Reforma do ensino médio deve formar professor,
diz Unesco
Luísa Martins
Coordenadora do órgão afirma que mudanças na etapa não
resolvem todos problemas
REBECA OTERO |
A
nova arquitetura do ensino médio, que promete colocar o aluno como protagonista
do próprio aprendizado, é importante, mas não soluciona todos os problemas da
Educação brasileira sem que se invista
na formação de professores e de gestores escolares. É assim que a
coordenadora de Educação da Unesco (órgão das Nações Unidas responsável pelas
áreas de Educação, Ciência e Cultura), Rebeca
Otero, avalia a reformulação
anunciada semana passada pelo governo Michel Temer, cuja principal mudança é a adoção de um currículo 50% comum e 50%
específico, além da ampliação da política de tempo integral.

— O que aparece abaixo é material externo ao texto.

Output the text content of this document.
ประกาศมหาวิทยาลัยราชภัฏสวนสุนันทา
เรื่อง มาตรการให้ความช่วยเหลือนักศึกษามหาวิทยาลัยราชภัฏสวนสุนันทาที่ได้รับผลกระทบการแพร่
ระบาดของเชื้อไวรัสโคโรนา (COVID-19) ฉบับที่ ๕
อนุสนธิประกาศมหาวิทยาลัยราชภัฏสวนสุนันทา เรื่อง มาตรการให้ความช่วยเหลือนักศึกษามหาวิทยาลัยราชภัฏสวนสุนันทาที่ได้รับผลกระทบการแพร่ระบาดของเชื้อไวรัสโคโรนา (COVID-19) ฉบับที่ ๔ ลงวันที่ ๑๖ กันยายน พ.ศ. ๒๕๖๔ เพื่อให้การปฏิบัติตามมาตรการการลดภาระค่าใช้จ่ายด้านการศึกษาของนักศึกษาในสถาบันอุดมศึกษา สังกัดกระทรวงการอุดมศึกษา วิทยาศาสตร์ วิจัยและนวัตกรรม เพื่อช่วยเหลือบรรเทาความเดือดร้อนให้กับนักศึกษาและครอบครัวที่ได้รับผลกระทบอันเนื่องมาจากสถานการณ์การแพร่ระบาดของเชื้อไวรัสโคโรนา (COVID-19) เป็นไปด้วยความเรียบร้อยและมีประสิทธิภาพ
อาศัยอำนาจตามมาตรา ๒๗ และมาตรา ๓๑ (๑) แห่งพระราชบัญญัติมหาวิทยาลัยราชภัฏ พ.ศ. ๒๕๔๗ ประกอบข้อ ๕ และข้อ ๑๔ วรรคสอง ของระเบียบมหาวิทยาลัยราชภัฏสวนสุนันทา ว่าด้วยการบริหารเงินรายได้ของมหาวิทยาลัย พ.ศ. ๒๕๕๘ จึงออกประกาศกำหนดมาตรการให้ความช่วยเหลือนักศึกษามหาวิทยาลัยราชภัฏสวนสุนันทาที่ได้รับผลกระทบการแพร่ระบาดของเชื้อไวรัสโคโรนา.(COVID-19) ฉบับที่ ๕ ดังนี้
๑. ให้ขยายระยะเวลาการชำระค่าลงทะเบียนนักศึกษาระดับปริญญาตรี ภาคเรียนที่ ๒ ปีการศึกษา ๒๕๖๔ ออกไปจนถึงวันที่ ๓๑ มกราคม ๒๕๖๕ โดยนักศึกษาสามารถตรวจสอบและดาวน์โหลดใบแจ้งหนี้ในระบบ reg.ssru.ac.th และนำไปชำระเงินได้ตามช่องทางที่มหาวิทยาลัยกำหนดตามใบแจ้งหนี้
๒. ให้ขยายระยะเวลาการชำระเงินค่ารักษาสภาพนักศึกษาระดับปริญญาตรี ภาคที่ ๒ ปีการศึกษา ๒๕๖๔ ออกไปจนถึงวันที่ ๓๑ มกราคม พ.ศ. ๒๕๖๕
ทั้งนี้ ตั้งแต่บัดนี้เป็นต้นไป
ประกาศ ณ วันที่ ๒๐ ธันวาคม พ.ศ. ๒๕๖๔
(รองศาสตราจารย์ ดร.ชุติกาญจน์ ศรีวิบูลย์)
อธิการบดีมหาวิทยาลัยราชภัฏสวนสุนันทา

A Medida Provisória editada
pelo presidente Temer a pedido do ministro da Educação, Mendonça Filho, não toca:
* na formação docente,
* no salário do professor ou
* na sabida falta de tempo para planejar as aulas - algo que Rebeca considera
primordial para reverter o fracasso do ensino médio brasileiro, já constatado
pelos números do Índice de Desenvolvimento
da Educação Básica (Ideb), estagnados há quatro anos e, desde 2013, abaixo
das metas estipuladas pelo Ministério da Educação (MEC).
Para
a coordenadora, será preciso oferecer
cursos de capacitação para que os docentes se preparem para implementar as
mudanças previstas pela reforma. A Medida Provisória prevê que o ensino
médio terá um conteúdo comum na primeira metade do ciclo - a ser definido pela
Base Nacional Comum Curricular (BNCC), em meados do ano que vem - e ênfase de
conhecimento a ser escolhida pelo próprio aluno, na segunda metade da etapa, a
depender do seu interesse profissional.
Formação
Para
Rebeca, no entanto, é preciso ir até a
raiz do problema:
“A formação inicial do docente nos cursos de licenciatura
e de Pedagogia é precária no Brasil, pois não dá insumos suficientes para que
ele chegue à sala de aula capaz de contornar problemas. O governo precisa
acompanhar isso.”
Ela
ainda destaca que as faculdades que
formam docentes são desconectadas da vida prática e que esses profissionais,
que não têm plano de carreira satisfatórios, são pouco valorizados. “Isso
os obriga a se dividirem entre vários empregos, o que tem ligação direta com a
falta de tempo para o planejamento de aulas”, afirma.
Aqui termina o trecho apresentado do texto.